2013年8月22日木曜日

エンジニアの雑感(2)

下の記事を自分で読みなおして、思い出したことがありました。

エンジニアの雑感

世界で最初に実戦配備されたジェット機は、残念ながら戦争のために開発されたドイツのメッサーシュミット262ですね(以下Me262)。

このMe262は、それまでのレシプロエンジン(プロペラ)による推力から、ジェット推進式エンジンを実用化した、画期的な機体でした。現在から見ると、低速時の推進力が弱い、加速力が弱い、燃費が悪いなど問題がありながら、当時の連合軍のレシプロエンジンの戦闘機、爆撃機にとって脅威であったことは、言うまでもありません。

そのジェットエンジンについて、父親と話をしたことを思い出しました。父は、旧制東京都立航空工業専門学校の発動機工学科の学生だったので、当然レシプロエンジンの知識がり、当人が作図した設計図を見せてもらったことがあります。

その時に言われたのが、ジェットエンジンというものは、そういう理論はあるのは聞いた気がするが、敗戦後にMe262とか英米両国が開発していたジェット推進式の航空機を実際にあったことを知って、驚いたということでした。未来のものと考えていたよです。
しかし、日本海軍もドイツから資料を取り寄せて、兎にも角にも国産初のジェット推進式戦闘機「橘花」の初飛行までは辿り着いていた訳すね。
ただ、日本の当時の工業力では、そこまでが限界でドイツや英米両国のように実戦参加、もしくは実用化間近までは、到達していなかったのが現状でした。

そんな話を、二人でした覚えがあります。遥か昔のことで記憶が定かでないのですが、父の意見では、日本が英米両国を敵に回して戦争を行うには、残念ながら我が国の当時の基本的な技術力、工業力等が決定的に不足していたんだということですね。要は、してはいけない、出来ない戦争を始めてしまったと。

今、零式艦上戦闘五十二型が所沢航空発祥記念館に展示されています。零戦も当初は大いに活躍しましたが、太平洋戦争末期になると連合軍の新鋭戦闘機の性能に敵することができなくなり、戦争全般の戦況悪化もあって、統率の外道である体当たり攻撃に頼らざるをえなくなりました。これは、まさに当時の工業技術力の限界であった証の一つであったんでしょうね。

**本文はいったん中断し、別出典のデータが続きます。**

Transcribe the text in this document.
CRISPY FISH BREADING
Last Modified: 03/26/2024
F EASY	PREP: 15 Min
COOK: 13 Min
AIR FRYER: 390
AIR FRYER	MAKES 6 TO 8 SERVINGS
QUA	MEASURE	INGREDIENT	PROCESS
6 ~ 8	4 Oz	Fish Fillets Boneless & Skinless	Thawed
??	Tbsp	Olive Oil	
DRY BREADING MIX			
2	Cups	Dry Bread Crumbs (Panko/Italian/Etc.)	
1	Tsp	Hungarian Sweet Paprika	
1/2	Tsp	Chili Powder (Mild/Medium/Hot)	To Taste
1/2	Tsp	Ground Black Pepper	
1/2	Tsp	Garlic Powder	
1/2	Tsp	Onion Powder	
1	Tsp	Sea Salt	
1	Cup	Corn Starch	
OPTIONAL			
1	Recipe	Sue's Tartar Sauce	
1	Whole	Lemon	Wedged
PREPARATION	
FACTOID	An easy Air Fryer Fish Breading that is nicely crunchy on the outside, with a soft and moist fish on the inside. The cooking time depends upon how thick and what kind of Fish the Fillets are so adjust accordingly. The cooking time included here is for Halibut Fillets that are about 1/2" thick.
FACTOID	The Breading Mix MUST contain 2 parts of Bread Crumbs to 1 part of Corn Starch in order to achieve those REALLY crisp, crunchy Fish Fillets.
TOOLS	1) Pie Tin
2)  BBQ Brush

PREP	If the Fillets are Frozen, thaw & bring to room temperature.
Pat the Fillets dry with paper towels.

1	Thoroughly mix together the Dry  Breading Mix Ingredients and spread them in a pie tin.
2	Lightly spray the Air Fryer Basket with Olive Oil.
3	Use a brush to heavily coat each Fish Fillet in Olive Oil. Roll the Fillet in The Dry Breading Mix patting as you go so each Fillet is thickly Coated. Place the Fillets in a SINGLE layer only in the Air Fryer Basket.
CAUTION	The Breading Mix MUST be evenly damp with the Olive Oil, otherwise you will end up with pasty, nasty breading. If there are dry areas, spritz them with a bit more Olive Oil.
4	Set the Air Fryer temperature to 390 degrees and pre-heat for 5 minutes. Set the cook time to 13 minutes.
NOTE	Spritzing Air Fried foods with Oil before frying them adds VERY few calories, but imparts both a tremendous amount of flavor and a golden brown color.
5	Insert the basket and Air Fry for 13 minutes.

私は、体当たり攻撃は、統率の外道であったと思っています。しかし、特攻を含め戦死した幾多の英霊には、感謝の念を持っています。誤解されないようにお願いします。



実は、父は旧制東京都立航空工業専門学校を卒業していないのです。在学中に敗戦になり、同校は旧制東京都立理工専門学校に変わっています。それは、進駐軍の命令で日本の航空産業が解体されたからです。通常の技術者の候補者として卒業したそうです。

旧制東京都立航空工業専門学校は、その後は新制東京都立大学工学部、そして首都大学東京と変遷していきました。ただ、本人の意識としては、旧制東京航空高専時代こそ母校だったのだと想像しています。これは、旧制中学、旧制高等学校、旧制実業学校、師範学校、高等師範学校、高等女学校などを、旧制時代を経験した人達に共通しているようです。